Legislator and barrister Dennis Kwok Wing-hang told the media he saw scant evidence the National Party did what it's accused of. The security secretary admitted the party had not used violence but justified the ban in the name of national security, public safety, public order, and the protection of the rights and freedoms of others.

Many would agree with Kwok's view by wanting to know how exactly the National Party's childish behavior so far has threatened national security, public safety, public order, and the rights and freedoms of others. All the party has done so far is to talk gibberish about making Hong Kong an independent state without any roadmap whatsoever to achieve it.

I have said before independence is a fool's dream. Many Hong Kong people are uncomfortable with Beijing's tightening grip on us but the vast majority reject independence as a way to shield us against Beijing. They accept Hong Kong as a part of China and know it is impossible for us to exist as an independent state.

The government knows there is little likelihood of the independence movement taking root because public sentiment is overwhelmingly against it. So was it worth it for the government to make Hong Kong people fear for their own free speech rights just to ban a party that is in effect a fly without wings?

In announcing the ban, security secretary Lee saw the need to reassure Hong Kong people their freedoms are not at risk. This alone shows the government is well aware the ban has spooked the public. Many are already wondering who is next. Will the government now target activist groups that support self-determination, such as Demosistō?

Just saying Hong Kong people need not worry about lost freedoms isn't enough. It is imperative for the government to show the people they have nothing to fear. We have in recent years been rocked by many political events that were once alien to us – the 2014 Occupy uprising, the 2016 Mong Kok riots, the government ousting of six opposition legislators, the disqualification of Legislative Council candidates, and now the banning of the National Party.

These bombshells have combined to drive a wedge into our society, particularly between the younger generations on one side and the government and Beijing on the other. Young people now feel so much animosity towards the government and Beijing that they don't even want to be identified as Chinese, preferring to call themselves Hong Kong people instead.

Why do so many young people feel so divorced from the country more than 21 years after reunification even though they are ethnically Chinese? It is a paradoxical question with no easy answers. All sides are to blame for this painful situation.

The opposition insisted on so-called genuine democracy without giving due regard to Beijing's concerns. Beijing refused greater democracy for Hong Kong without trying to understand the people's aspirations for a genuine say in the electoral process as promised in the Basic Law.

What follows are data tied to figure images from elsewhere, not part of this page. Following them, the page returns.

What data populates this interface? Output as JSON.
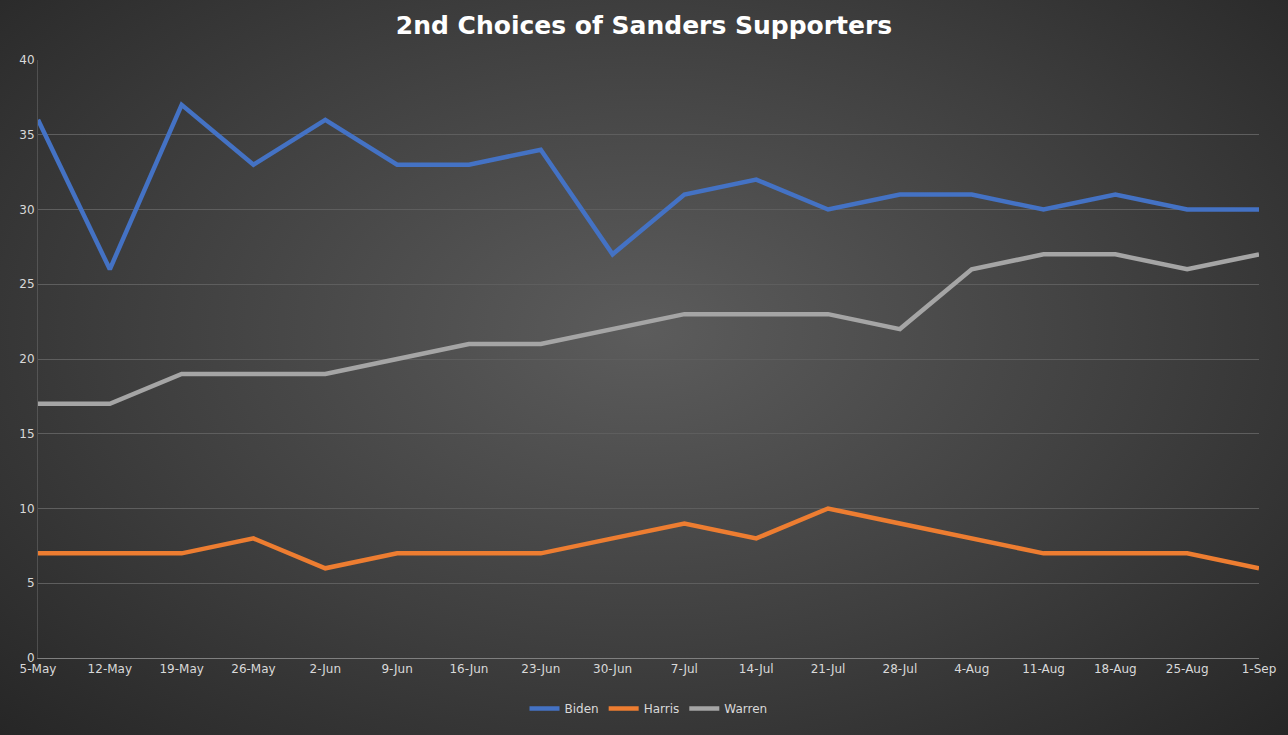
{
  "chart_data": {
    "type": "line",
    "title": "2nd Choices of Sanders Supporters",
    "categories": [
      "5-May",
      "12-May",
      "19-May",
      "26-May",
      "2-Jun",
      "9-Jun",
      "16-Jun",
      "23-Jun",
      "30-Jun",
      "7-Jul",
      "14-Jul",
      "21-Jul",
      "28-Jul",
      "4-Aug",
      "11-Aug",
      "18-Aug",
      "25-Aug",
      "1-Sep"
    ],
    "series": [
      {
        "name": "Biden",
        "color": "#4472c4",
        "values": [
          36,
          26,
          37,
          33,
          36,
          33,
          33,
          34,
          27,
          31,
          32,
          30,
          31,
          31,
          30,
          31,
          30,
          30
        ]
      },
      {
        "name": "Harris",
        "color": "#ed7d31",
        "values": [
          7,
          7,
          7,
          8,
          6,
          7,
          7,
          7,
          8,
          9,
          8,
          10,
          9,
          8,
          7,
          7,
          7,
          6
        ]
      },
      {
        "name": "Warren",
        "color": "#a5a5a5",
        "values": [
          17,
          17,
          19,
          19,
          19,
          20,
          21,
          21,
          22,
          23,
          23,
          23,
          22,
          26,
          27,
          27,
          26,
          27
        ]
      }
    ],
    "ylim": [
      0,
      40
    ],
    "yticks": [
      0,
      5,
      10,
      15,
      20,
      25,
      30,
      35,
      40
    ],
    "grid": true,
    "legend": "bottom"
  }
}
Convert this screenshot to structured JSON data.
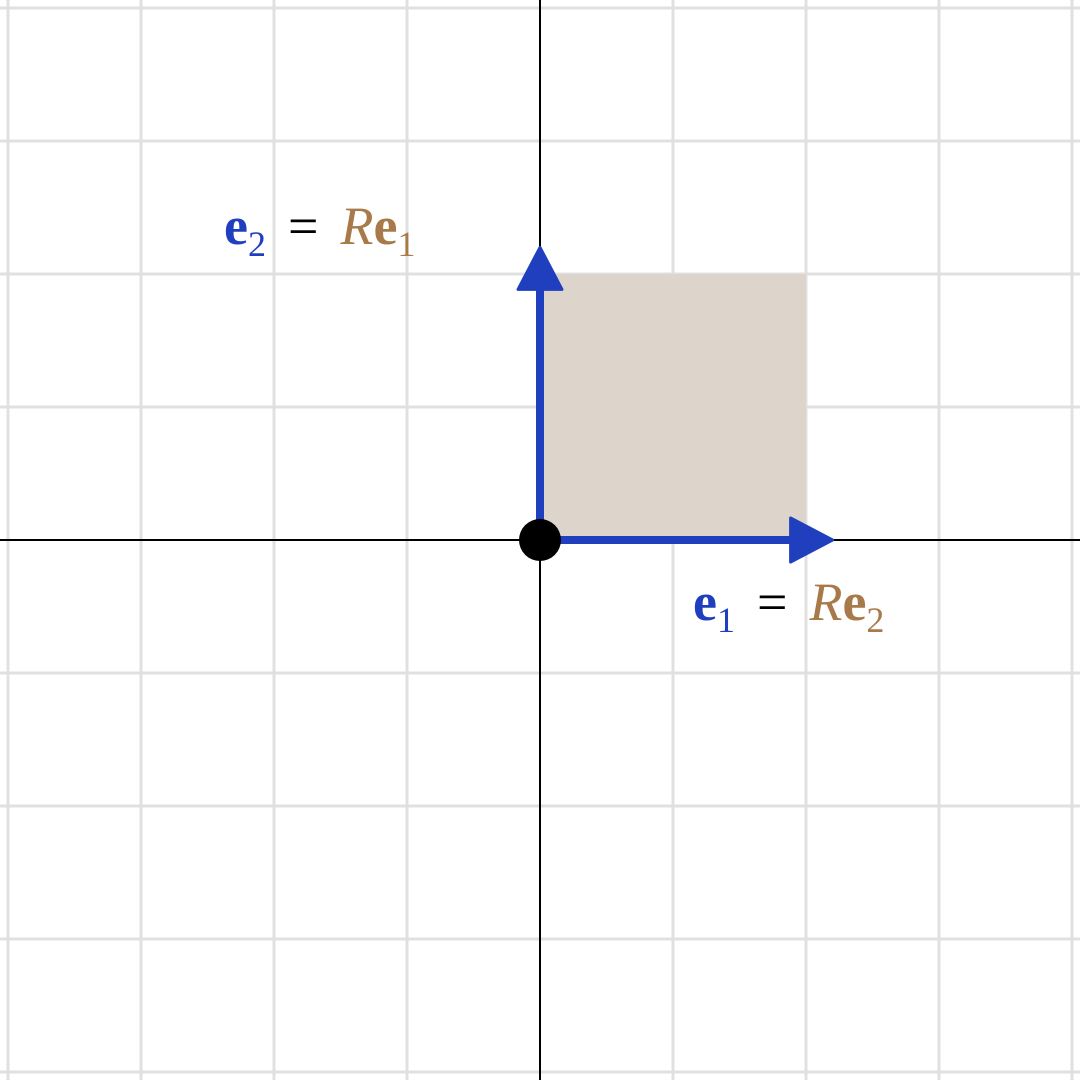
{
  "colors": {
    "background": "#ffffff",
    "grid": "#e0e0e0",
    "axis": "#000000",
    "vector": "#1f3fbf",
    "square_fill": "#ddd5cb",
    "rotation_label": "#a87a4a",
    "equals_sign": "#000000",
    "origin_point": "#000000"
  },
  "grid": {
    "x_min": -4,
    "x_max": 4,
    "y_min": -4,
    "y_max": 4,
    "step": 1
  },
  "square": {
    "corners": [
      [
        0,
        0
      ],
      [
        2,
        0
      ],
      [
        2,
        2
      ],
      [
        0,
        2
      ]
    ]
  },
  "vectors": [
    {
      "id": "e1",
      "from": [
        0,
        0
      ],
      "to": [
        2.2,
        0
      ],
      "label": {
        "left_symbol": "e",
        "left_sub": "1",
        "equals": "=",
        "right_op": "R",
        "right_symbol": "e",
        "right_sub": "2"
      }
    },
    {
      "id": "e2",
      "from": [
        0,
        0
      ],
      "to": [
        0,
        2.2
      ],
      "label": {
        "left_symbol": "e",
        "left_sub": "2",
        "equals": "=",
        "right_op": "R",
        "right_symbol": "e",
        "right_sub": "1"
      }
    }
  ],
  "origin": [
    0,
    0
  ]
}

Government incompetence led to unaffordable housing, stagnant wages, and a widening wealth gap which in turn caused young people to lose hope in the future. Their disillusionment with what they saw as an unfair society spawned radical politics, contempt for the local and Beijing governments, and an identity crisis which lit the fuse for the independence movement.

Hong Kong and Macau Affairs director Zhang Xiaoming last week urged Hong Kong's young people to use the express railway to understand the country more. It should concern us that a top mainland official still feels the need to reach out to young Hong Kong people 21 years after reunification. I fear his words will fall on deaf ears.

China is rising but Hong Kong's youths, born in a free society, find alien Beijing's tight restrictions on the internet, political activities, free speech, and its Orwellian monitoring of the movements of citizens. Distressing as it is to say it but Beijing has an uphill battle winning the hearts and minds of Hong Kong's younger generations.